What this means is that if by age 35 your careers stalls, you can forget about making it to the top.

So, what are the sources of anxiety?

If you want to show you can cut it, then there is no better way than managing your present job.

But for a growing number of professionals, successful negotiation of work expectations is problematic. Take data drain, for example. According to a global study by information management and workplace efficiency specialists LexisNexis, Australian workers spend more time than their overseas counterparts receiving and managing data than using it.

In the study of 1700 office professionals, more than 70 per cent admit that the quality of their work suffers because they can’t sort through the mountain of data quickly enough.

It’s just a short step from here to anxiety.

One question that may lead to career unease is when professionals ask themselves: “Am I being efficient?”

LexisNexis’s director of technology and business development Marc Peter says: “Australian workers are finding that the Information Age is causing information rage.

“As a nation we are seeing the increasing need to manage and process more and more information in our day-to-day working lives.

“This requirement is adding not only to the personal stress of our workers, but is also impacting on both the quality and quantity of the work created.”

According to a workplace survey conducted by RobertHalf, 43 per cent of employers are making existing staff work longer hours. The consequences are not just increased worker stress. RobertHalf director Andrew Brushfield concludes from the survey:

“While making staff work longer hours may solve staffing problems in the short term, maintaining this approach in the long term alienates employees and decreases loyalty.”

All the more so if there is not much advancement at the end of it.

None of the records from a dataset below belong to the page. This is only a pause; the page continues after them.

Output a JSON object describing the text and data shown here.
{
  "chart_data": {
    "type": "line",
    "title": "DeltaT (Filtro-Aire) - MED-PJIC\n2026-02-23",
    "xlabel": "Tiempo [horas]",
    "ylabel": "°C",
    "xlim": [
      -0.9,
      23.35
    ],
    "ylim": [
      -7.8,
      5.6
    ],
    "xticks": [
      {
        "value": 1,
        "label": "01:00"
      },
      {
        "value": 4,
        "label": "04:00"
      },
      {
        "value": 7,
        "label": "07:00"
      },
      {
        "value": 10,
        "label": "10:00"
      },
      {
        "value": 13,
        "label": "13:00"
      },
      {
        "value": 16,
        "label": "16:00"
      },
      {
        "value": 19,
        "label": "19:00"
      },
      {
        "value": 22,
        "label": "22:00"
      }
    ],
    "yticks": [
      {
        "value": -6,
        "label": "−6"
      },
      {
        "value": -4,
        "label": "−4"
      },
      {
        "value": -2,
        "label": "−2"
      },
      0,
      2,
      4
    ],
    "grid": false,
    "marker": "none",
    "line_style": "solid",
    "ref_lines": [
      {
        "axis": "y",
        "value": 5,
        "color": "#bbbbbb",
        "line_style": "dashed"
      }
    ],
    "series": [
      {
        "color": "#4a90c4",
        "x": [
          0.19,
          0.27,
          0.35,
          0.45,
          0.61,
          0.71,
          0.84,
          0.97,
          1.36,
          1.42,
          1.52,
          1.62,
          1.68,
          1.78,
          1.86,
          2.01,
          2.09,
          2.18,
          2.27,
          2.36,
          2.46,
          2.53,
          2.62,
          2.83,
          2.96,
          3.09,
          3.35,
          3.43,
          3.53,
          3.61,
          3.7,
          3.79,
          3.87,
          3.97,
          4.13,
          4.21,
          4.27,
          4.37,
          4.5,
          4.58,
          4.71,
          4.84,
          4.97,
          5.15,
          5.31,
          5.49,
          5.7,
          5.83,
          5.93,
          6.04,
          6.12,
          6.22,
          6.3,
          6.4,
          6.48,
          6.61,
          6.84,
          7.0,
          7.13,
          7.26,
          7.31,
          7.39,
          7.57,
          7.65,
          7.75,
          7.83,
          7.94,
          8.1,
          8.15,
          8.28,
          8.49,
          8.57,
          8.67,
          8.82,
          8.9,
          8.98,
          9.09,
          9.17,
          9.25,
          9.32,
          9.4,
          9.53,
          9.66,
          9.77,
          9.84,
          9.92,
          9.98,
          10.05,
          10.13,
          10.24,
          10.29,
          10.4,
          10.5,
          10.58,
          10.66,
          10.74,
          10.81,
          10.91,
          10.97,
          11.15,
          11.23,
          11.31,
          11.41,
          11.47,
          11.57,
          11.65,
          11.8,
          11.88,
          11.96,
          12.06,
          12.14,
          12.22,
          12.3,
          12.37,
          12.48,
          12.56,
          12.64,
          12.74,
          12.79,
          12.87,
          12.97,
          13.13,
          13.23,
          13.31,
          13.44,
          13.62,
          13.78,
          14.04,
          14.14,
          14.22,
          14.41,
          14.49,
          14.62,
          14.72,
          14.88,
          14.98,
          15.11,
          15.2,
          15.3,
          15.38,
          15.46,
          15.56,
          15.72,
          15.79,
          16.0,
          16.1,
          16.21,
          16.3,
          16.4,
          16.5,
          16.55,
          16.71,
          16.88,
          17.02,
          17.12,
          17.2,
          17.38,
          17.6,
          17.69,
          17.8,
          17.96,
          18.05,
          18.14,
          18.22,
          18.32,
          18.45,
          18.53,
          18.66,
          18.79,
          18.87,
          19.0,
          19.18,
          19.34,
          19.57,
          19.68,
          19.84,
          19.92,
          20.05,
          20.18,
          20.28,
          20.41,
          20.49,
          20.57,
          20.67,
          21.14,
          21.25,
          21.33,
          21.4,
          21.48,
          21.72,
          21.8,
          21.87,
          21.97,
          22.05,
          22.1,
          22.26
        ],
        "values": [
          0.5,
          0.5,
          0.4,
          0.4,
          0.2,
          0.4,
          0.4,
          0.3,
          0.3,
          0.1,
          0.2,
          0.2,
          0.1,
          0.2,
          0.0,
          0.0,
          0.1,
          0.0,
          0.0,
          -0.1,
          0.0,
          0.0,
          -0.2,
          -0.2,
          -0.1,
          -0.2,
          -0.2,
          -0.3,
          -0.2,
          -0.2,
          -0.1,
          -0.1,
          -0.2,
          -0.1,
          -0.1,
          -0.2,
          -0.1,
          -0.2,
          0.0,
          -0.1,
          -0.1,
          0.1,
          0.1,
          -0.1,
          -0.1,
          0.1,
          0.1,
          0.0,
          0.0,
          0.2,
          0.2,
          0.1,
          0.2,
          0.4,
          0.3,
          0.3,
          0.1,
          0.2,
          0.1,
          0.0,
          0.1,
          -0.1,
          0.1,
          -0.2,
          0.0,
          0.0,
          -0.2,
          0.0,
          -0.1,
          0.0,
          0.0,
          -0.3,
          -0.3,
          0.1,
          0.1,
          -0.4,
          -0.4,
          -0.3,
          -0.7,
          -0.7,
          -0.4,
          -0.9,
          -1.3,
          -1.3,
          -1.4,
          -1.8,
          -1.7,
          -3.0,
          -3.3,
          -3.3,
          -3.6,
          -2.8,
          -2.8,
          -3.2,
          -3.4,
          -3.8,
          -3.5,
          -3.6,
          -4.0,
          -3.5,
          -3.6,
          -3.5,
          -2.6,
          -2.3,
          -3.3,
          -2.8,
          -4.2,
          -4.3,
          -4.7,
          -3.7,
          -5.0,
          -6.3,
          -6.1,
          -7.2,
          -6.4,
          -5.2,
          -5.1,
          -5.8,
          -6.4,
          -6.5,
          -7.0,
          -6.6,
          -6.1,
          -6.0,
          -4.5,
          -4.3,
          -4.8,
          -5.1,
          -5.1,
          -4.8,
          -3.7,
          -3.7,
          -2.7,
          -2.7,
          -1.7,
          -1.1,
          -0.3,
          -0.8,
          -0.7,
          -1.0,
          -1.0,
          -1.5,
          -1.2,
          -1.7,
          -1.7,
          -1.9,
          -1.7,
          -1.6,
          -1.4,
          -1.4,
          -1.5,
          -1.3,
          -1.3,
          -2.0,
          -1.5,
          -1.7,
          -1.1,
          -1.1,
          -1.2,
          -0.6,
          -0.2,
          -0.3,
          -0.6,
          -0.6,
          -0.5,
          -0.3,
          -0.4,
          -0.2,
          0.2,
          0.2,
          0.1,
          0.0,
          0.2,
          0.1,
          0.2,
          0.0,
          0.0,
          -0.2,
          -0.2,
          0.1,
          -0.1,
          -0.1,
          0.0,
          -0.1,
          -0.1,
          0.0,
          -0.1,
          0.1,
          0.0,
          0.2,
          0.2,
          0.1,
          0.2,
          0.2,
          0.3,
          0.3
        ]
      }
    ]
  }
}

A New Scientist report in July last year alerted readers to a study in the US where 1215 people were tracked since their psychological profiles were collected at age 10.

Those who were the most cheerful as children were likely to die young.

In fact, being happy caused a spike in the risk of dying at any point in the participant’s life by 21 per cent over those in the bottom quarter who were the most unhappy.

That’s something to be anxious about at any age.